Debenhams and Topshop-owner Arcadia, two of Britain's biggest clothing retailers, stood on the brink of collapse Tuesday following coronavirus fallout and fierce online competition, risking the loss of 25,000 jobs.
British department store chain Debenhams said it was set to close for business save for an unlikely rescue, meaning around 12,000 jobs were set to go.
The business, which had been struggling long before the pandemic, made its announcement after British clothing retailer Arcadia fell into administration late Monday, putting at risk a further 13,000 roles.
The news comes on the eve of England exiting a second lockdown which has battered in particular the nation's retail and hospitality sectors.
Debenhams, whose history dates back to the late eighteenth century, said in a statement that it would continue to trade through its 124 UK stores and online to clear stock after retailer JD Sports pulled out of rescue talks.
"On conclusion of this process, if no alternative offers have been received, the UK operations will close," it added.
Debenhams, which has already been shedding thousands of jobs ahead of and during the pandemic, currently employs around 12,000 staff -- mostly being paid by the government under its Covid furlough scheme.
"All reasonable steps were taken to complete a transaction that would secure the future of Debenhams," said Geoff Rowley, one of the administrators acting on behalf of the group.
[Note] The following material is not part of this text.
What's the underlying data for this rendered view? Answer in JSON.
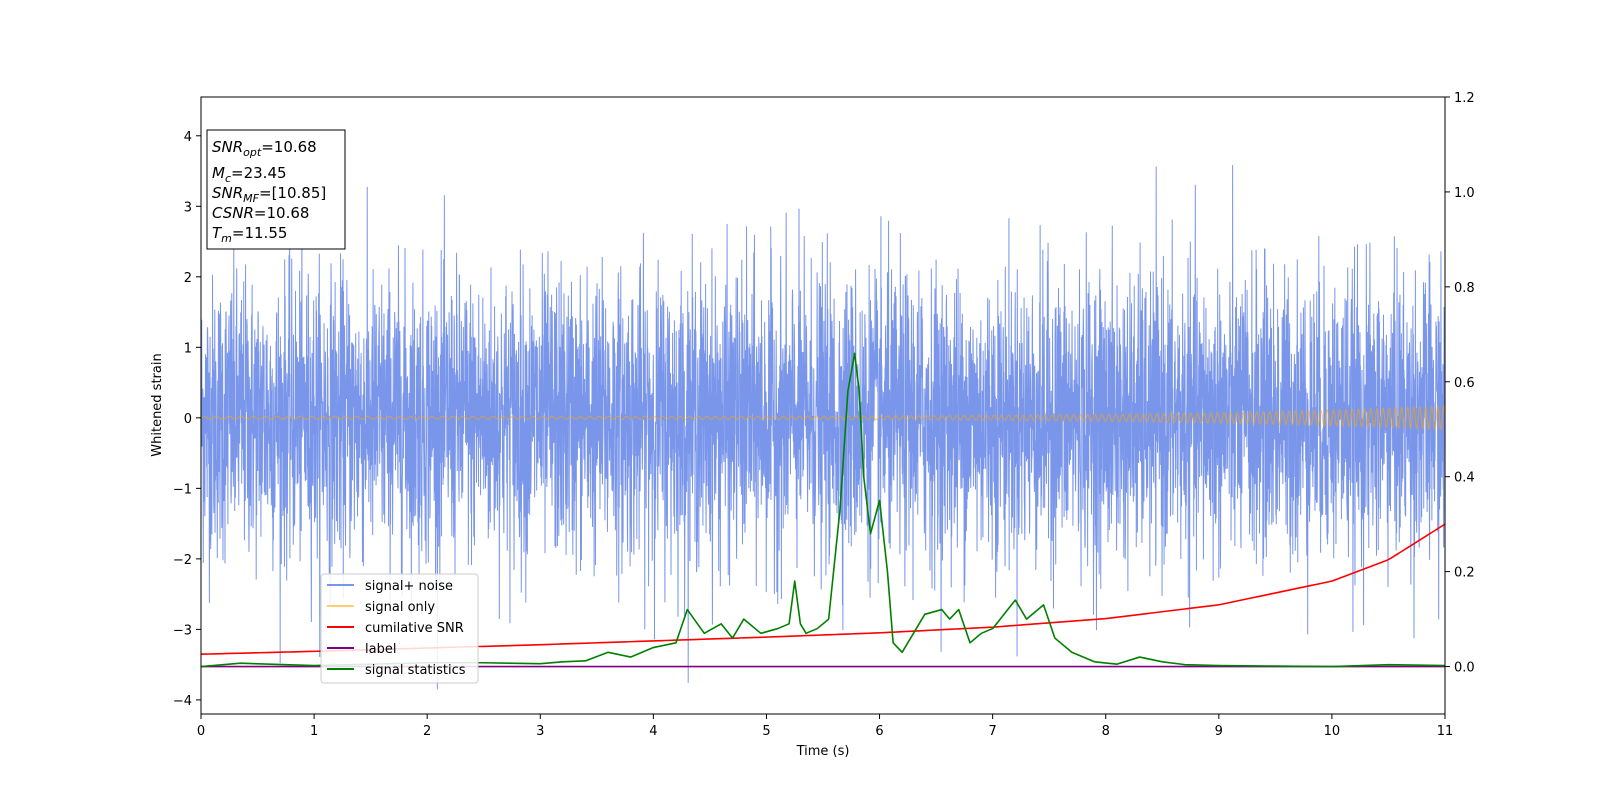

"However, the economic landscape is extremely challenging and, coupled with the uncertainty facing the UK retail industry, a viable deal could not be reached."
- 'Tragic' -
Debenhams collapse comes as the future of Arcadia hangs by a thread.
Arcadia, which owns a number of brands including Topman, Evans and Wallis which sell also in Debenhams' stores, blamed its tumbling into administration largely on coronavirus fallout.
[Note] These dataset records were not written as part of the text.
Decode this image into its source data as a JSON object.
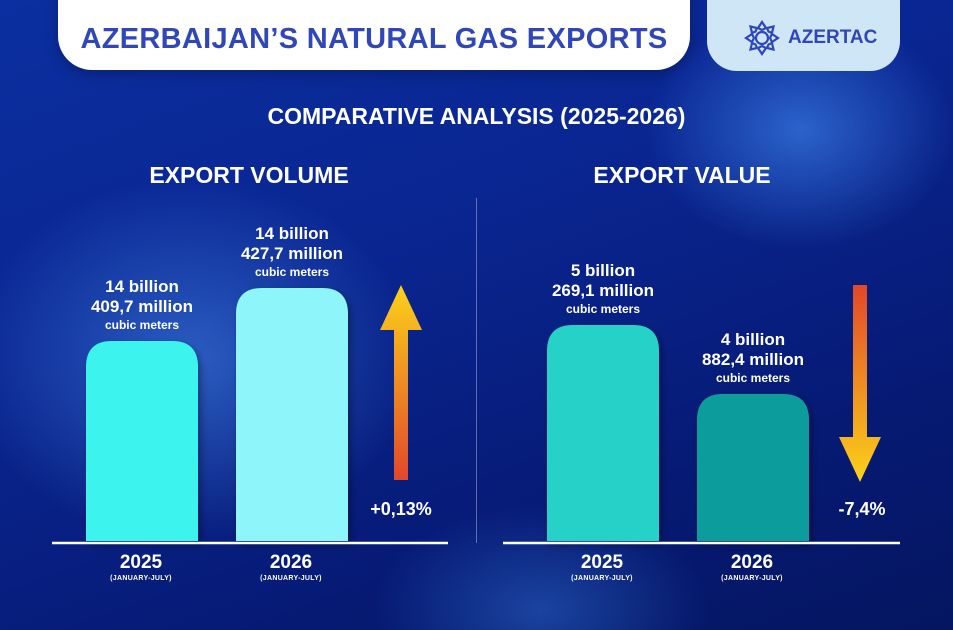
{
  "header": {
    "title": "AZERBAIJAN’S NATURAL GAS EXPORTS",
    "logo_text": "AZERTAC",
    "logo_icon": "azertac-emblem-icon"
  },
  "subtitle": "COMPARATIVE ANALYSIS (2025-2026)",
  "colors": {
    "title_text": "#2f47b8",
    "volume_2025_bar": "#3cf3ee",
    "volume_2026_bar": "#8ef6fb",
    "value_2025_bar": "#26d1c8",
    "value_2026_bar": "#0a9c9c",
    "arrow_up": [
      "#e2472a",
      "#fbd21a"
    ],
    "arrow_down": [
      "#e2472a",
      "#fbd21a"
    ]
  },
  "chart_data": [
    {
      "type": "bar",
      "title": "EXPORT VOLUME",
      "categories": [
        "2025",
        "2026"
      ],
      "category_sublabels": [
        "(JANUARY-JULY)",
        "(JANUARY-JULY)"
      ],
      "values": [
        14409.7,
        14427.7
      ],
      "ylabel": "",
      "data_labels": [
        {
          "line1": "14 billion",
          "line2": "409,7 million",
          "unit": "cubic meters"
        },
        {
          "line1": "14 billion",
          "line2": "427,7 million",
          "unit": "cubic meters"
        }
      ],
      "change": "+0,13%",
      "trend": "up"
    },
    {
      "type": "bar",
      "title": "EXPORT VALUE",
      "categories": [
        "2025",
        "2026"
      ],
      "category_sublabels": [
        "(JANUARY-JULY)",
        "(JANUARY-JULY)"
      ],
      "values": [
        5269.1,
        4882.4
      ],
      "ylabel": "",
      "data_labels": [
        {
          "line1": "5 billion",
          "line2": "269,1 million",
          "unit": "cubic meters"
        },
        {
          "line1": "4 billion",
          "line2": "882,4 million",
          "unit": "cubic meters"
        }
      ],
      "change": "-7,4%",
      "trend": "down"
    }
  ]
}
However like Debenhams, Arcadia has struggled to adapt from a bricks-and-mortar business into an leading online company.
Senior government minister Michael Gove on Tuesday queried the nature of Arcadia's collapse.
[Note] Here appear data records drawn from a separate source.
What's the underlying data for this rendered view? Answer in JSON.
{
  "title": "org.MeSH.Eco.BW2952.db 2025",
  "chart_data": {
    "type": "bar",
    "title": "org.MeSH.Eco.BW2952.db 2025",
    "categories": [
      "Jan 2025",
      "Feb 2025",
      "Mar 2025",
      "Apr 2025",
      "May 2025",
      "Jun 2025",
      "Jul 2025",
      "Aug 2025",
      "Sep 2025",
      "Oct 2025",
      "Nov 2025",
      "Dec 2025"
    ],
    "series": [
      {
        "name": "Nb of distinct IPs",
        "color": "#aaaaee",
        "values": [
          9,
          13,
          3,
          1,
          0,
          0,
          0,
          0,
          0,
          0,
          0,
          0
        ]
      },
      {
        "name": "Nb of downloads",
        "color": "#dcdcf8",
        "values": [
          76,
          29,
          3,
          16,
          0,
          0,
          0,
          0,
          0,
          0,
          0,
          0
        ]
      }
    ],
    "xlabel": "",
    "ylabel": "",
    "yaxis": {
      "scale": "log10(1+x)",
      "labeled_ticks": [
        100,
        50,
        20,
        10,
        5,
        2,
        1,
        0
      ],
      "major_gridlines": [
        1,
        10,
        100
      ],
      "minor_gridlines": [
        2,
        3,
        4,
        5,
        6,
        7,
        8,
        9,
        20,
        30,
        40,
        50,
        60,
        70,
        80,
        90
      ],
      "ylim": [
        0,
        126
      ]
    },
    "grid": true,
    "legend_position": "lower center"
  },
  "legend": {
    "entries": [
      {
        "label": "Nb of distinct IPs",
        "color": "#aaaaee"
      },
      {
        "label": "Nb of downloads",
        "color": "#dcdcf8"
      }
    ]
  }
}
"The Arcadia story is a tragic one, I'm not going to criticise any individual but there's been a lot of reporting that points out some of the missteps by the management there," the key ally of Prime Minister Boris Johnson told Sky News.
"We know more broadly, to be fair, that the high street is facing unprecedented pressure, significant part of that of course is Covid."
- 'Nightmare before Christmas' -
"A nightmare before Christmas is unfolding for 25,000 employees who will lose their jobs if buyers are not found for parts of both businesses," said Susannah Streeter, senior investment and markets analyst at Hargreaves Lansdown.
"Arcadia group's collapse has set off a domino effect, with JD Sports pulling out of talks to buy Debenhams.
"Arcadia is the biggest concession operator in Debenhams and so its collapse into administration clearly put the frighteners on management," Streeter added.
Arcadia owner Philip Green -- once dubbed "the king of the high street" -- already saw his reputation severely hit by the high-profile collapse of UK retailer BHS four years ago.
Having sold it for just £1 to Dominic Chappell, a former bankrupt businessman with no retail experience, BHS then collapsed one year later, resulting in 11,000 job losses and leaving a massive deficit in its pension fund.
British lawmakers on Monday called on Monaco-based Green to cover the shortfall in the Arcadia pension fund, which is estimated to run as high as £350 million ($460 million, 385 million euros).
Green, whose net worth was estimated at £930 million on this year's Sunday Times Rich List, last year paid £363 million to plug the gap in the BHS pension scheme.